Unlike the traditional aircraft industry, which has a tracking system and serial numbers for aircraft parts, the drone industry hasn’t adopted either a tagging or tracking system. In other words, there’s almost no chance of recovering a stolen drone.

The Versatility of Drones

Another benefit that could become a potential liability is the flexibility of the technology—that is, a drone’s potential as a broad-use aircraft. In theory, the same drone that photographs a parcel of land for a realtor on one day could be used to survey a hazardous chemical spill the following day. 

This kind of flexibility offers a broad number of business opportunities, but each new opportunity brings with it attendant exposures that compound upon one another.

Businesses will have to think through how they plan on using their drones in order to make sure that their Transport Canada authorization and their drone insurance cover each arena of commercial use.

Cyber Risks for Drones

Perhaps the greatest potential risk comes from the cyber liability posed by drones. The greatest fear is that a hacker might hijack a drone and fly it into a commercial airliner or some other populated location, resulting in massive property damage and loss of life.

However, while that scenario is possible, other scenarios are more likely avenues of loss.

Digital information—images, videos, data maps, etc.—is a far more enticing target for hackers, and one that an enterprising thief with a little skill and a wireless transmitter might be able to access from a drone flying overhead.

Cyber Insurance Explained: 6 Considerations when Buying Cyber Insurance

Putting it All Together 

New technology always comes with new risks. Protecting your business means understanding those risks and minimizing your liabilities.

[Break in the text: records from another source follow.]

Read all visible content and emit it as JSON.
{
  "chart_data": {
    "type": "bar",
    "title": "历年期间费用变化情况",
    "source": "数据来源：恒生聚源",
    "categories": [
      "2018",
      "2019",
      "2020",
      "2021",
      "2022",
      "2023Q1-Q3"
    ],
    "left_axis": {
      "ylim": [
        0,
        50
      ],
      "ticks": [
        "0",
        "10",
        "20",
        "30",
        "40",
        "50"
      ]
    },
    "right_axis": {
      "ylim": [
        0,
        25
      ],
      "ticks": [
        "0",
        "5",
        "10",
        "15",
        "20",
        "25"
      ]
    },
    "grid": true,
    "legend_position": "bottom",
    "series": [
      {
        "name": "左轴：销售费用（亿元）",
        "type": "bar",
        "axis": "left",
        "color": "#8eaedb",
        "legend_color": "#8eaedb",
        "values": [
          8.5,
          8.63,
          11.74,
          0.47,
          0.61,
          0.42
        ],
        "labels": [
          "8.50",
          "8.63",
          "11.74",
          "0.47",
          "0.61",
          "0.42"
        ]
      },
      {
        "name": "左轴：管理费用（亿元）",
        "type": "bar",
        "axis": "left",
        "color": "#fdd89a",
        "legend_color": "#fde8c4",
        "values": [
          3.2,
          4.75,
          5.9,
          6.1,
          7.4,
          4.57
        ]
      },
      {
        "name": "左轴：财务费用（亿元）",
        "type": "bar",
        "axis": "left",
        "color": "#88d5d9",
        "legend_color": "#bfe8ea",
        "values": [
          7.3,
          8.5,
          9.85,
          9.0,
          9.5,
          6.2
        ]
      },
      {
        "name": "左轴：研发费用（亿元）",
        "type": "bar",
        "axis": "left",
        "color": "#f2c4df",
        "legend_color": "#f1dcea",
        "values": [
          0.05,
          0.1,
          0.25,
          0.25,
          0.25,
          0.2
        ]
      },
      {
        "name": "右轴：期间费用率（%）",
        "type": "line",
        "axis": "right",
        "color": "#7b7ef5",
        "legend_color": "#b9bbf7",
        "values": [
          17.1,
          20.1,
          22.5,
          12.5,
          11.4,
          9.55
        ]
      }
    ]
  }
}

To evaluate your business’s specific needs, contact Scrivens today to discuss the solutions available for your drone operations.

Drones FAQ

Best places to fly drones in Ontario

The best place to fly your drone is on private property with the permission of the property owner. It’s best to avoid areas with a lot of people and let people around know that you’re flying a drone.

Do I need to register my drone in Canada?

All drones with a takeoff weight between 250 grams and 25 kg must be registered. Drones weighing less than 250 grams and more than 25 kg do not need to be registered. Register your drone here.

Do you need a license to fly a drone in Ontario?

Yes, drone pilots must carry a valid drone certification while operating a drone. There are 2 pilot certificates: basic and advanced. Get your drone pilot certificate here.

Can you fly a drone over private property in Canada?

It’s recommended to always check with the property owner before flying a drone over any property.

Where can I fly my drone in Ontario?

The National Research Council Canada has released a “Drone site selection tool” which shows you permissible locations to fly your drone. Click here to see where you can fly your drone in Ontario.

Can I fly a drone in my local park?

Drones are not allowed to take off or land in nationals parks. Each municipality has different rules. For example, in Ottawa, a drone pilot will need to seek permission to fly their drone in a designated area, specify a precise location, time of day, and flight plan days in advance.

Can I fly my drone at night in Canada?

You can fly your drone at night but the drone must be equipped with proper lighting.

How high can I fly my drone legally?

To keep yourself and others safe, you must be able to see your drone at all times and it must stay below 122 metres or 400 feet in the air.